The fascinating fact about actors is that they usually play who
they really are. Mel Gibson played a crazy, angry, hard-drinking
loner. That’s who he turned out to be. An alcoholic. A racist of
the worst kind. A bully. A braggart. A rich thug.
But let’s also be clear about something else: he is going to be
charged with driving under the influence. Probably he will be also
charged with resisting arrest and seeking to flee the scene of a
crime and also resisting a lawful order (or something similar).
That’s fine. That’s what should happen. It sure looks as if he did
all of these things, although some smart lawyer will try to get him
off (probably some smart Jewish lawyer at that).
However, the anti-Semitic, hateful, vicious, sick things he said
about Jews are not a crime. It is not a crime to say cruel things
about Jews to a deputy sheriff. It is not a crime to ask a deputy
if he’s Jewish. These things are not nice. They’re disgusting. But
they are not crimes.
If we did treat them as crimes it would be all too close to
making thoughts a crime, or to the worst crime in Orwell’s “1984”
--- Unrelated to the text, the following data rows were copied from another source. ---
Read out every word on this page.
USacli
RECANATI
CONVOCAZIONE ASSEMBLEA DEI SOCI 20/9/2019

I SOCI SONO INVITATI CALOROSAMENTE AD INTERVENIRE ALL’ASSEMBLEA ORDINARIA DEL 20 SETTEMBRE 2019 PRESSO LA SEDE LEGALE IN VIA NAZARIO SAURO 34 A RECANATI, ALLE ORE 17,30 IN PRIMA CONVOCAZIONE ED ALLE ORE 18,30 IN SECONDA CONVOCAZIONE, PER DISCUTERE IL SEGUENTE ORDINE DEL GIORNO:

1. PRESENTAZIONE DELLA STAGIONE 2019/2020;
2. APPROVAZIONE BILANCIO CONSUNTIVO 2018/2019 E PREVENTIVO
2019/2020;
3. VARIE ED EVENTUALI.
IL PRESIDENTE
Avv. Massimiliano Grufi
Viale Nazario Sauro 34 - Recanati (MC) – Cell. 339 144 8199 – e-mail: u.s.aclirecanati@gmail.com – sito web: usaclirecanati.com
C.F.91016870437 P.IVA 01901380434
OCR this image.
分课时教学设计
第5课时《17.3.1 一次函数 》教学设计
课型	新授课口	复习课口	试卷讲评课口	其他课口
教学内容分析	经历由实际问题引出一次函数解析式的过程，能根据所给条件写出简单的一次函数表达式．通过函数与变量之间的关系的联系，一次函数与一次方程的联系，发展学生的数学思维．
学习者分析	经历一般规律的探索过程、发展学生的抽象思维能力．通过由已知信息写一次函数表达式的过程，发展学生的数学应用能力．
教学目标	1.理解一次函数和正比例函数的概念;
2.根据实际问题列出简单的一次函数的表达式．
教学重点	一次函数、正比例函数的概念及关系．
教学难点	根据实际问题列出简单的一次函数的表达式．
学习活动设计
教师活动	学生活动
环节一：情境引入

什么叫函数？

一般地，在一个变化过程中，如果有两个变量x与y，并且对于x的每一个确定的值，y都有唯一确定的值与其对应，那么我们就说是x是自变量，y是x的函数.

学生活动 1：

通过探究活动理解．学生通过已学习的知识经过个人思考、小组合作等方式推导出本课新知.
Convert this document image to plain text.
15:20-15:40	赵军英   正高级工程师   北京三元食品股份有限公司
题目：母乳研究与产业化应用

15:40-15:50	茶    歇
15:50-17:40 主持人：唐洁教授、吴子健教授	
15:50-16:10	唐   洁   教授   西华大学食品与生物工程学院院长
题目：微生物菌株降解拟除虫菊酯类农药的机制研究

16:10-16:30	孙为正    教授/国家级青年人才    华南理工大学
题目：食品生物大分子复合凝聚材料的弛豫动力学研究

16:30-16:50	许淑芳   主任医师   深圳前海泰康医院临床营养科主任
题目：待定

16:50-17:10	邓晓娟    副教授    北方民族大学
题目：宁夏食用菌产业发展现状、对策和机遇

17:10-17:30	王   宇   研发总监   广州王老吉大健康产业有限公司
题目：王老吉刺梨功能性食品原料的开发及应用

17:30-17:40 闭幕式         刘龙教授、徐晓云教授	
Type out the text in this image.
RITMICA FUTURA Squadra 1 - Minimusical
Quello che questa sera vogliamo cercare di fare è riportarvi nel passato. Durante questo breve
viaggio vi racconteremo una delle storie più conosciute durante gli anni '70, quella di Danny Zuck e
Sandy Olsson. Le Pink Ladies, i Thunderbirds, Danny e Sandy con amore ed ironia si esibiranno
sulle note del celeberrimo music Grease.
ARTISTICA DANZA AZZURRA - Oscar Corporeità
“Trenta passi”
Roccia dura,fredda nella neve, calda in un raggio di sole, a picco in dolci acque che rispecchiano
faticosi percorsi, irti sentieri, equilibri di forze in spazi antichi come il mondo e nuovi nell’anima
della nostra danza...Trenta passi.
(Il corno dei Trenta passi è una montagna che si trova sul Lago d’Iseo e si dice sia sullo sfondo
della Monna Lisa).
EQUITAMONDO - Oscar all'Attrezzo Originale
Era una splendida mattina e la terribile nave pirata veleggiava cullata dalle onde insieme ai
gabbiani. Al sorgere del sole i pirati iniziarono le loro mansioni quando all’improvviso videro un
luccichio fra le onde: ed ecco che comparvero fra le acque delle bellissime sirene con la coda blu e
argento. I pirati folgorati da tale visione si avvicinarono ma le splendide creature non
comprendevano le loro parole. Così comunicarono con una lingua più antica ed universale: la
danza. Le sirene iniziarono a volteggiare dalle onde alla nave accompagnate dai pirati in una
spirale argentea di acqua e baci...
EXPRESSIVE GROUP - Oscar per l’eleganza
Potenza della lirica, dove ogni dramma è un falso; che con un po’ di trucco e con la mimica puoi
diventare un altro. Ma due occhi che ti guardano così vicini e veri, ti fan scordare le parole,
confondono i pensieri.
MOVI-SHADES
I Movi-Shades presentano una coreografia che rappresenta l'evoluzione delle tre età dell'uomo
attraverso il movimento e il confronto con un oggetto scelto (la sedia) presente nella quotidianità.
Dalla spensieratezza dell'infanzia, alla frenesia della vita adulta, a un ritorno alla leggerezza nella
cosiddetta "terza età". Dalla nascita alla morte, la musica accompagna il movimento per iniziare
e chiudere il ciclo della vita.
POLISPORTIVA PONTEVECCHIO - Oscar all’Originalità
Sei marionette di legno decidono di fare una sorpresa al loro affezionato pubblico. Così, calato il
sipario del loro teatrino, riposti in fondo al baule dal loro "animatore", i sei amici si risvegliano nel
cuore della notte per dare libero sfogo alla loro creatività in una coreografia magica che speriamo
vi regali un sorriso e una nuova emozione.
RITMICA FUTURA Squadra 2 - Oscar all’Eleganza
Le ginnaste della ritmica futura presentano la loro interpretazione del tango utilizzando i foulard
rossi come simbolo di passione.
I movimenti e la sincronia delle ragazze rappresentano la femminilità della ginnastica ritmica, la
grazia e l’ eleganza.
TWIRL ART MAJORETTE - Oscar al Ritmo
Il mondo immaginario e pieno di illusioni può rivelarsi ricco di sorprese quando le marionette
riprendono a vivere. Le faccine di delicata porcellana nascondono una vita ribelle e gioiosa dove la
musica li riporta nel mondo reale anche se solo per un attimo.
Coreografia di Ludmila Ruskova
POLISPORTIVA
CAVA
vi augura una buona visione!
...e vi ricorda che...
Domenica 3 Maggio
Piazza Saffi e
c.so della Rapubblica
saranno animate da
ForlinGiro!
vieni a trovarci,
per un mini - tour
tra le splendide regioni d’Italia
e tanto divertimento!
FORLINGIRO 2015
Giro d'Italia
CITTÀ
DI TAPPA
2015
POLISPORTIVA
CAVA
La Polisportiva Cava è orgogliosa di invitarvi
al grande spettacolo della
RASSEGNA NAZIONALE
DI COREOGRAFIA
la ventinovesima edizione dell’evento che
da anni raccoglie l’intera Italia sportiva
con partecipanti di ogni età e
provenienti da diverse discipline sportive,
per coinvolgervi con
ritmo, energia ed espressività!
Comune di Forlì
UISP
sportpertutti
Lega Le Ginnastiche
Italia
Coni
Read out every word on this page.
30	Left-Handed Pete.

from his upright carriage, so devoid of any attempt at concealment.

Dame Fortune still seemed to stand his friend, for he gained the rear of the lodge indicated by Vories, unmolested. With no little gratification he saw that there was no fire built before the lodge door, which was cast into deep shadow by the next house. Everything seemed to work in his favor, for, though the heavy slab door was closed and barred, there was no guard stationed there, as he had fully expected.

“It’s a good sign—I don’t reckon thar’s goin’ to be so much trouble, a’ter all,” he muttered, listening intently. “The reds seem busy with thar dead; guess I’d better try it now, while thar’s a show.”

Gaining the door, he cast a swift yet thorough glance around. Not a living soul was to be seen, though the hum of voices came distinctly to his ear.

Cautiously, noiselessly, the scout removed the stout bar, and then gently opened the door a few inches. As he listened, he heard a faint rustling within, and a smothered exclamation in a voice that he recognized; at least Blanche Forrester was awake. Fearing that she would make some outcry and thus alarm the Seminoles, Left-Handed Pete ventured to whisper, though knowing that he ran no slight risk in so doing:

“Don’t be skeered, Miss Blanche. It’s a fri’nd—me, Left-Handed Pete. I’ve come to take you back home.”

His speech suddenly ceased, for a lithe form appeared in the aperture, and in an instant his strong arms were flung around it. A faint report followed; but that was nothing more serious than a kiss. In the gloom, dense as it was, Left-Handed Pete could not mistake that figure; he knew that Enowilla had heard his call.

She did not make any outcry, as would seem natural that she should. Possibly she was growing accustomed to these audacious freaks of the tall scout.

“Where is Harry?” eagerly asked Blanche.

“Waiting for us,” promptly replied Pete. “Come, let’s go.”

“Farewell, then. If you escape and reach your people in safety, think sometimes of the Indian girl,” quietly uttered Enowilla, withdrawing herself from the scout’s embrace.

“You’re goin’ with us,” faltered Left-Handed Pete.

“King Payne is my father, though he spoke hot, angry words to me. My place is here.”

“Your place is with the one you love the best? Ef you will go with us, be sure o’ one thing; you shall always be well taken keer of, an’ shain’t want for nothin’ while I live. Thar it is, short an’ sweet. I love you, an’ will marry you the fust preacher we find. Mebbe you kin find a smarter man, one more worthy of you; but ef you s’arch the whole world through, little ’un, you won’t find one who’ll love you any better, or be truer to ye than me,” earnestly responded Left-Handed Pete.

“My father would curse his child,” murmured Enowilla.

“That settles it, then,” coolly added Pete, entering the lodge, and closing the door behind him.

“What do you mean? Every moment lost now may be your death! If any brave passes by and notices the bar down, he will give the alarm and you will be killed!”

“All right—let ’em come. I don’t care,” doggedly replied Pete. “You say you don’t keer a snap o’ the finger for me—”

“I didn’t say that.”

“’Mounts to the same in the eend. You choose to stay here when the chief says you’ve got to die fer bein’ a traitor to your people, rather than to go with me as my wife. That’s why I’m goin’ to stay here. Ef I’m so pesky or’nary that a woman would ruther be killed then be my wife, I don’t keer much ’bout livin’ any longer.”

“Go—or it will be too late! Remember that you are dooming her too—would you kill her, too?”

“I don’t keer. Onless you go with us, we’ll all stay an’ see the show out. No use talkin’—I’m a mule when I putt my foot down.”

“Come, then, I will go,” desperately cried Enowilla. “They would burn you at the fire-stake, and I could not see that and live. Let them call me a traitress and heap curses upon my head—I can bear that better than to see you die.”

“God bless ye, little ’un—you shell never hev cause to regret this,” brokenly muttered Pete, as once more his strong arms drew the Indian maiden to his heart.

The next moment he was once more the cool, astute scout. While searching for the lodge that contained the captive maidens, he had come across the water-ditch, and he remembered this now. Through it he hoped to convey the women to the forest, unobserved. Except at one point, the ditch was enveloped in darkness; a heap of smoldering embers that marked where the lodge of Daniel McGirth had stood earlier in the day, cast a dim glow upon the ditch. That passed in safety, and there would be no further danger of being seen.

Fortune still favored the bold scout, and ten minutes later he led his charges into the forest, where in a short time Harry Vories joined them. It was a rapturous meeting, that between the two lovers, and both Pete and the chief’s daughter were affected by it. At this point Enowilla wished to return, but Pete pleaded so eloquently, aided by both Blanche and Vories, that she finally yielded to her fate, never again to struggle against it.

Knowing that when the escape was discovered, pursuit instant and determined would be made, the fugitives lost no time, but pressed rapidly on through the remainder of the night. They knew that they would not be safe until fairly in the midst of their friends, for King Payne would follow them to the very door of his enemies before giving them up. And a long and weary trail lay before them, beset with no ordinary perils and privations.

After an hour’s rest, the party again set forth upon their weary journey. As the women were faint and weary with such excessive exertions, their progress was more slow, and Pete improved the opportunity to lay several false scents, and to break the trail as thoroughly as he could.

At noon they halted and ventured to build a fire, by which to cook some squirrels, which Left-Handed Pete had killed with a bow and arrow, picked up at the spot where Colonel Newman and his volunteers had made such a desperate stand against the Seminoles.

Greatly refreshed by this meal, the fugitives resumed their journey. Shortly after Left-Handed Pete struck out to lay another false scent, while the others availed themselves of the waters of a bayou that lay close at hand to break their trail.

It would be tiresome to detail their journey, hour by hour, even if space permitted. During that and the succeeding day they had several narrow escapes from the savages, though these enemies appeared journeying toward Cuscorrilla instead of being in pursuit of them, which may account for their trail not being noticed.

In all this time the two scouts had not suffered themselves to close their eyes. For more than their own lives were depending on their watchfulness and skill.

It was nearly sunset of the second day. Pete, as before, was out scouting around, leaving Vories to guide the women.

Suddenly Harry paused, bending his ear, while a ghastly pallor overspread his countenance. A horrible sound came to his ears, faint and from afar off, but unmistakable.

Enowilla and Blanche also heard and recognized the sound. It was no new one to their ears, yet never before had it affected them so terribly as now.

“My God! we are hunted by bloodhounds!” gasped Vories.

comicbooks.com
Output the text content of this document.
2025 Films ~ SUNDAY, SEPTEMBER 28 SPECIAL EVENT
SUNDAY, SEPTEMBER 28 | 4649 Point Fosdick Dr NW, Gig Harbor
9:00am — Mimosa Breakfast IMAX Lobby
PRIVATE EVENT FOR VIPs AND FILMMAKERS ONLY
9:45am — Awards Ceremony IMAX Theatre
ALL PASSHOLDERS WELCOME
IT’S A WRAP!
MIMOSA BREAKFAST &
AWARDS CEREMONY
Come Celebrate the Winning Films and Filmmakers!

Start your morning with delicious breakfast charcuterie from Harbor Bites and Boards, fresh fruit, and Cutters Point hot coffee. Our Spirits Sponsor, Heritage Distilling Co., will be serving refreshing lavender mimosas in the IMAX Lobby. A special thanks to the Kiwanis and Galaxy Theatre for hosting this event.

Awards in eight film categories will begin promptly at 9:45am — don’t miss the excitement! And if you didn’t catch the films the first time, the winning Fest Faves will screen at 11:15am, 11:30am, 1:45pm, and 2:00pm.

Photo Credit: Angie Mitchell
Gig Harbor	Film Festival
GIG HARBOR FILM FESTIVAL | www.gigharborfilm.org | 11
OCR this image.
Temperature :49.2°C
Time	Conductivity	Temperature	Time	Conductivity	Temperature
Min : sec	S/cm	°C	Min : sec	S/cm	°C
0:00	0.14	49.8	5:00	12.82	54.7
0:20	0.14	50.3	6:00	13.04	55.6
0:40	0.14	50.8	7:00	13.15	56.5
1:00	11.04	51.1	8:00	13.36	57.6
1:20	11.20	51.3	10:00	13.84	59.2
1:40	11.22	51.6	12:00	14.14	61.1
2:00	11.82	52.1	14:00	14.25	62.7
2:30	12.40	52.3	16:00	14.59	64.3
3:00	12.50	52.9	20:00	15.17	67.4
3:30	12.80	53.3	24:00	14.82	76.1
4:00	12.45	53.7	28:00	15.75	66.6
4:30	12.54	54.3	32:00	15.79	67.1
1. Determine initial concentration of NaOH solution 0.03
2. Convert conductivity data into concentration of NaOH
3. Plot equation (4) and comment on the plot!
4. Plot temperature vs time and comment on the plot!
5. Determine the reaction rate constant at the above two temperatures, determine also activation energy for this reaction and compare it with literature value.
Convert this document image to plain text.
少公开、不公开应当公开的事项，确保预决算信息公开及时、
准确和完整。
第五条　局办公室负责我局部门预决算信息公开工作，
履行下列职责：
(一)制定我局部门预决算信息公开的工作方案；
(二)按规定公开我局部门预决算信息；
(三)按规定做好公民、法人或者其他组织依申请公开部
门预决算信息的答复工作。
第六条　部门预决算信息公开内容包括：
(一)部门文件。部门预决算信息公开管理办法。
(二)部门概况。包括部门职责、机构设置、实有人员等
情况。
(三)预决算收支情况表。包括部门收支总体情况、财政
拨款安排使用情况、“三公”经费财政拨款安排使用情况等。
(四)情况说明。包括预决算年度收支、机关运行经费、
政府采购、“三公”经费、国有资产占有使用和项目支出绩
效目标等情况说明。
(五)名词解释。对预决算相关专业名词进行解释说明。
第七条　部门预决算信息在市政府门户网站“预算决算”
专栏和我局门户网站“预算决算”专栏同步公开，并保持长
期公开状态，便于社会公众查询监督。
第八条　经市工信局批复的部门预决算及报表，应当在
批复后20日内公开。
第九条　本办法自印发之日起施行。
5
— “thoughtcrime.” Preserving the right of people to speak freely
about others unless it is incitement to violence is vastly more
important than sparing the feelings of any group. We are already
far too close with university codes of speech and self-censorship
about racial matters to allowing and imposing “thoughtcrime” on
this country. That would be, no is, the end of freedom. It’s orders
of magnitude more important than a pitiful alcoholic of the
hopeless variety acting like a big spoiled racist baby. (By the
way, I have seen far worse than Mel get well in “the rooms” and he
is extremely welcome there in the brotherhood of the spirit,
trudging the road of happy destiny.)
Let’s get it straight: What Mel Gibson said was horrifying and
he deserves the criticism of decent people. And he should not drive
for a good long while. But punishing his words would be a disaster
for the Bill of Rights. That’s a much bigger matter.